The Burpee order arrived yesterday bringing a packet each of the Lady in Red Salvia and Dianthus Valentine. I proceeded to put out 6 Valentine seeds into the growing system. I believe I will sow the Lady in Red Salvia in 3″ pots, given the vigor of these “Texas” or Scarlet sages. Now, all that are left to arrive are the columbines, petunias and ice plant seeds from Swallowtail Gardens.

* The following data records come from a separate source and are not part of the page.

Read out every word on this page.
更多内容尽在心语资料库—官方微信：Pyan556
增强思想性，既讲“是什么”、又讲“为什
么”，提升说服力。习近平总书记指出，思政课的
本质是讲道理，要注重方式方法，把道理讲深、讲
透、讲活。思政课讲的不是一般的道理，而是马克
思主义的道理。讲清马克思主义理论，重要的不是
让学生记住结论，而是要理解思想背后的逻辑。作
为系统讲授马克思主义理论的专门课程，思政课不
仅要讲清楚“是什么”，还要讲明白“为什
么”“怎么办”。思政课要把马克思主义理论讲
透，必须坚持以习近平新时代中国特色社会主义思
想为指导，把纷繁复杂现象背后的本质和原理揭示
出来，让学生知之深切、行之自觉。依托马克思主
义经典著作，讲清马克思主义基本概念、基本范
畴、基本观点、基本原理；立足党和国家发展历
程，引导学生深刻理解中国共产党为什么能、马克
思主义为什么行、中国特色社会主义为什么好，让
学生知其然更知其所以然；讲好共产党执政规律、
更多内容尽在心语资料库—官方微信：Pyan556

I thinned some pepper and Thai basil seedlings that I discovered that had doubled up, including the ones I intentionally increased, namely the Thai chili peppers. I am testing the hardiness of two by putting them outside the growing system into a 3″ pot. Technically, I should leave the seedling cells uncovered now, since most of them are putting out their 2nd set of leaves

Meanwhile, I was investigating the dinner trays and thinning some of the impatiens seeds. The impatiens flat needs a vent hole in the dome. Last year’s seeding venture has taught me to expect some sprouting within 7-10 days, if conditions are right. Unlike the fast-growing annuals: one of the alyssum trays is already showing 2 sprouters the 3rd day after sowing. If I had to guess, I would think the white alyssum were the first, being more vigorous than colored alyssum.

However, the biggest surprise was to find a pansy seedling. It’s been 15 days since sowing and I had seen nary a root until this morning. One of the cells hid a sprout, which I discovered while trying to home a chili seedling. So there is hope yet.

More sowing to come!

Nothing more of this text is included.